Before the flash sale starts:

  1. Load product data into CDN and Redis caches
  2. Set flash:{product_id}:stock in Redis to the available quantity
  3. Scale up API Gateway, Order Service, and Inventory Service instances
  4. Alert the on-call team

Order State Machine

Orders follow a strict state machine.
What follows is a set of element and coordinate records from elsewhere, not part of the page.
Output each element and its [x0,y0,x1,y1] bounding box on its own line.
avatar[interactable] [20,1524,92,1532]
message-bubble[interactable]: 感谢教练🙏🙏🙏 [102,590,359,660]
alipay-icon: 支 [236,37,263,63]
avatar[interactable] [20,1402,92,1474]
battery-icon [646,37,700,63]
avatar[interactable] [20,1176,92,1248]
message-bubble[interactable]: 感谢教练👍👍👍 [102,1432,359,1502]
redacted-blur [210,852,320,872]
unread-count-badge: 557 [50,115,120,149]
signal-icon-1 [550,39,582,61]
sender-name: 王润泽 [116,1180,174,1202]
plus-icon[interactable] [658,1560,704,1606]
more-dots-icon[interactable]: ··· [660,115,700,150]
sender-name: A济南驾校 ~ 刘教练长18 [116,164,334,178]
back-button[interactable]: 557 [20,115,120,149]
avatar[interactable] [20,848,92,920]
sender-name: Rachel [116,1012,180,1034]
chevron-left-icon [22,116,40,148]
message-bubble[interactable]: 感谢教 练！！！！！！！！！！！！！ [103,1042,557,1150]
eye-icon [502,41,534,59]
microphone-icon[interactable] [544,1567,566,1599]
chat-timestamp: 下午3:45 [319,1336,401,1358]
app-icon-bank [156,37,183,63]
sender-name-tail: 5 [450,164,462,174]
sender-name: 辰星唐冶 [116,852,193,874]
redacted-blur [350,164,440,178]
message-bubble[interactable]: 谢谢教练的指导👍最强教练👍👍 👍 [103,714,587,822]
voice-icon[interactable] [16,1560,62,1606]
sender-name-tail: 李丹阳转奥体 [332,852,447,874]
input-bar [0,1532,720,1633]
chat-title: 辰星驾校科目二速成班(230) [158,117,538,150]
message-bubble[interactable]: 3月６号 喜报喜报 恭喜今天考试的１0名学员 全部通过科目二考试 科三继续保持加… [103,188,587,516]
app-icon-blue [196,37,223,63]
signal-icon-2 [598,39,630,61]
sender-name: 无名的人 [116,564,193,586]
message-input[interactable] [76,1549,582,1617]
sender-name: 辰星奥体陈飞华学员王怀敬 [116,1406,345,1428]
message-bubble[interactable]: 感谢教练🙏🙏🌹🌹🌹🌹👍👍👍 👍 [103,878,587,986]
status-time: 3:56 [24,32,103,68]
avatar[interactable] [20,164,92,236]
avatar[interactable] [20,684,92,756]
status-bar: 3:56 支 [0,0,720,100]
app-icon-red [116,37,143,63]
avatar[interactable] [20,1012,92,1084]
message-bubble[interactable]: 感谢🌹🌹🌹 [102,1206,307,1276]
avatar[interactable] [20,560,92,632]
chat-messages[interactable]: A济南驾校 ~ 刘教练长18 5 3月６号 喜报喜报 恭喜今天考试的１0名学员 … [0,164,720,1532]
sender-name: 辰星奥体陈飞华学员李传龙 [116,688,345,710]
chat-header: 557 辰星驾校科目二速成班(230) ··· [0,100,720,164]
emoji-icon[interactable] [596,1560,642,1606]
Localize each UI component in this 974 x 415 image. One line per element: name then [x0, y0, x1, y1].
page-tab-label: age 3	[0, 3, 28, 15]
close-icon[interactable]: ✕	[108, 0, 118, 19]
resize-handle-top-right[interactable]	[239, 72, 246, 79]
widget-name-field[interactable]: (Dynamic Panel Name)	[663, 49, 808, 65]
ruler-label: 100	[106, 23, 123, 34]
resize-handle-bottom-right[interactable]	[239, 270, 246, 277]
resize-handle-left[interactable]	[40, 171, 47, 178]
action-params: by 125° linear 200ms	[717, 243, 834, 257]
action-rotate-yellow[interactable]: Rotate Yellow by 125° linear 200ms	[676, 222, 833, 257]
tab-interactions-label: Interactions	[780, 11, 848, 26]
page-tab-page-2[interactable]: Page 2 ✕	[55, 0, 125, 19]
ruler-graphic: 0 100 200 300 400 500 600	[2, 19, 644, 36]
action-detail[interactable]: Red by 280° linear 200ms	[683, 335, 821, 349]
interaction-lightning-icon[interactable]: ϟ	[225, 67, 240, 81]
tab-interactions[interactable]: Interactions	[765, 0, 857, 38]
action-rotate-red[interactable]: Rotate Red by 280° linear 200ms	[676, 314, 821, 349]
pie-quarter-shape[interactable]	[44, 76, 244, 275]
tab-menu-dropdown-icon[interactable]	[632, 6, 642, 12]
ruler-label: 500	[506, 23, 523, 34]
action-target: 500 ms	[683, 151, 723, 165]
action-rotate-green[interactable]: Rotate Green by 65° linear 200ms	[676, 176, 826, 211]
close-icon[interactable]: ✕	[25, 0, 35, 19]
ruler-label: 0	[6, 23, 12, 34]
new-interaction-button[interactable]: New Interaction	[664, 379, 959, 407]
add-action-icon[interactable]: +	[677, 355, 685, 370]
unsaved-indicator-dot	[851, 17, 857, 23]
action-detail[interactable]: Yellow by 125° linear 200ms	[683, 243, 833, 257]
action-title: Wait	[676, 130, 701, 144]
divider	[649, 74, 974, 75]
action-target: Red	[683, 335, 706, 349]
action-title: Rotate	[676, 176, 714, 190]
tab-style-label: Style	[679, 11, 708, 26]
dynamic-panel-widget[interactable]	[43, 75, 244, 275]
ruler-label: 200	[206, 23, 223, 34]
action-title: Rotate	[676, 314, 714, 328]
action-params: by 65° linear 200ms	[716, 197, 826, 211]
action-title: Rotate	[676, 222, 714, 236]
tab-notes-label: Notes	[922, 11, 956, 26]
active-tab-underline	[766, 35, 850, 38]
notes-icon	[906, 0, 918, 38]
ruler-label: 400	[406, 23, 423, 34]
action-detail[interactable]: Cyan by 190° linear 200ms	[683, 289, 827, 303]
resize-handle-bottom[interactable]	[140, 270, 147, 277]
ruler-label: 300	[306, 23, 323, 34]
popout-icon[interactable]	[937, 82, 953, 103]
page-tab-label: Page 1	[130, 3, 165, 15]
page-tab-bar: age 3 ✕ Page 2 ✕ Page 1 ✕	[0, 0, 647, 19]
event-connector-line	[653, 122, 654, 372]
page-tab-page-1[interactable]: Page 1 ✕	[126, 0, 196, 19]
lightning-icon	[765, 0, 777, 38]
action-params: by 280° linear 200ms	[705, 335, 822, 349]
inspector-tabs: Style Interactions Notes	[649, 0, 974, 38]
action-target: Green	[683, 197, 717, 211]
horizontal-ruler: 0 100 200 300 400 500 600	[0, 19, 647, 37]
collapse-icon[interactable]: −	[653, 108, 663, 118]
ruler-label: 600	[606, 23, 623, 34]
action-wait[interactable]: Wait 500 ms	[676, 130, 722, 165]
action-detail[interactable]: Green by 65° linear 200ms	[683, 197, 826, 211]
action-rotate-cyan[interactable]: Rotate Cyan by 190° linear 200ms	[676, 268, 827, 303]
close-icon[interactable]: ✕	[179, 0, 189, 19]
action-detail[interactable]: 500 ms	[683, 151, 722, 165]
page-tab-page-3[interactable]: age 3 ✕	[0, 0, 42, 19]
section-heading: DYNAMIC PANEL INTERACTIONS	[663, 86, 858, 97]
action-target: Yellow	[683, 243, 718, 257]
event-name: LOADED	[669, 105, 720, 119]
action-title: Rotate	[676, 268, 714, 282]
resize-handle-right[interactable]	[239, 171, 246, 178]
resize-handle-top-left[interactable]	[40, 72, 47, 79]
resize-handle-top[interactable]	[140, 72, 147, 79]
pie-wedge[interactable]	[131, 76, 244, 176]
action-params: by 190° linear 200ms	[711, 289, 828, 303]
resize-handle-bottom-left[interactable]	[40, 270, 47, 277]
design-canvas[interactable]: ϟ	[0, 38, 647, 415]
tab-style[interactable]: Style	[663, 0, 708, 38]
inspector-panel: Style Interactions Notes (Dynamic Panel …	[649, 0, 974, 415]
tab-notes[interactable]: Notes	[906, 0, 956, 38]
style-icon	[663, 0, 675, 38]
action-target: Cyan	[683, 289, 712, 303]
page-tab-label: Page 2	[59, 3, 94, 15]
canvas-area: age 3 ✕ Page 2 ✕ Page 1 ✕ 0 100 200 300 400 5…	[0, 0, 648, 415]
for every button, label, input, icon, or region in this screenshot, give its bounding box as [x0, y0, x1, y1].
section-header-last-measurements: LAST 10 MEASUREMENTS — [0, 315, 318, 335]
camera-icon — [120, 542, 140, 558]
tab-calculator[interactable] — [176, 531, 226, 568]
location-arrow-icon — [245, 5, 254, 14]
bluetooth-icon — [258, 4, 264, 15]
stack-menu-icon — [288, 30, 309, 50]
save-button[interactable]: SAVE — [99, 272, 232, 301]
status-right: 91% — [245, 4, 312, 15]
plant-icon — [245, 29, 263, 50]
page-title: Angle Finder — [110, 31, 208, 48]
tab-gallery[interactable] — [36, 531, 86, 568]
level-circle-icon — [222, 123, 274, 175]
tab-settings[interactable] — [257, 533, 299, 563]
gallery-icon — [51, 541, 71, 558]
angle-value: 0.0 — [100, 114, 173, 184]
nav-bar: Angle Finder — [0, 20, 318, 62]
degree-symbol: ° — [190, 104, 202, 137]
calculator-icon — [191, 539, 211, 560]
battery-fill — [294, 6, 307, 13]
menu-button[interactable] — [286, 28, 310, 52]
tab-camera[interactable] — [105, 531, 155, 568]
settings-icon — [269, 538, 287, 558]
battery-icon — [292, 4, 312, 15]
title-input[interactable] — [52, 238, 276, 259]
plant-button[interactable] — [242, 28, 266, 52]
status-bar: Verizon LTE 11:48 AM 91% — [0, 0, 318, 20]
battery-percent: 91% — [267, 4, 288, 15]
Only valid transitions are allowed:

ORDER_TRANSITIONS = {
    "PENDING":   ["RESERVED", "CANCELLED"],
    "RESERVED":  ["PAID", "CANCELLED"],
    "PAID":      ["CONFIRMED", "CANCELLED"],   # rare: cancel after payment = refund
    "CONFIRMED": ["SHIPPED", "CANCELLED"],      # cancel before ship = refund
    "SHIPPED":   ["DELIVERED"],                  # no cancel after shipping
    "DELIVERED": ["RETURNED"],                   # customer initiates return
    "CANCELLED": [],                             # terminal
    "RETURNED":  [],                             # terminal
}

async def update_order_status(order_id, new_status, reason=None):
    order = await db.fetchone("SELECT status FROM orders WHERE id = $1", order_id)
    
    if new_status not in ORDER_TRANSITIONS[order.status]:
        raise InvalidTransition(
            f"Cannot transition from {order.status} to {new_status}"
        )
    
    await db.execute("""
        UPDATE orders
        SET status = $1, updated_at = NOW(), status_reason = $2
        WHERE id = $3
    """, new_status, reason, order_id)
    
    # Emit event for downstream services
    await kafka.produce("order-status-changes", {
        "order_id": order_id,
        "old_status": order.status,
        "new_status": new_status,
        "timestamp": time.time()
    })

Key Takeaways

Decision Choice Why
Inventory consistency Optimistic locking (CAS) High throughput, no blocking, retry on conflict
Flash sale throttling Redis atomic decrement + Kafka queue Fast rejection, controlled processing rate
Distributed transactions Saga pattern (orchestrated) No 2PC, clear flow, compensating actions on failure
Product search Elasticsearch Full-text search, faceted filtering, sub-100ms queries
Cart storage Redis (hot) + PostgreSQL (durable) Speed for active sessions, persistence for returning users
Order processing State machine with Kafka events Audit trail, decouple downstream services
Payment idempotency Idempotency keys per order Safe to retry on network failures
Traffic spikes CDN + rate limit + queue + auto-scale Each layer absorbs a portion of the spike

The e-commerce design is a masterclass in consistency under concurrency (inventory), distributed transactions (Saga), and handling traffic spikes (flash sales). Interviewers love to probe the inventory overselling problem and the Saga failure/compensation flow — have your CAS SQL query and compensation logic ready to whiteboard.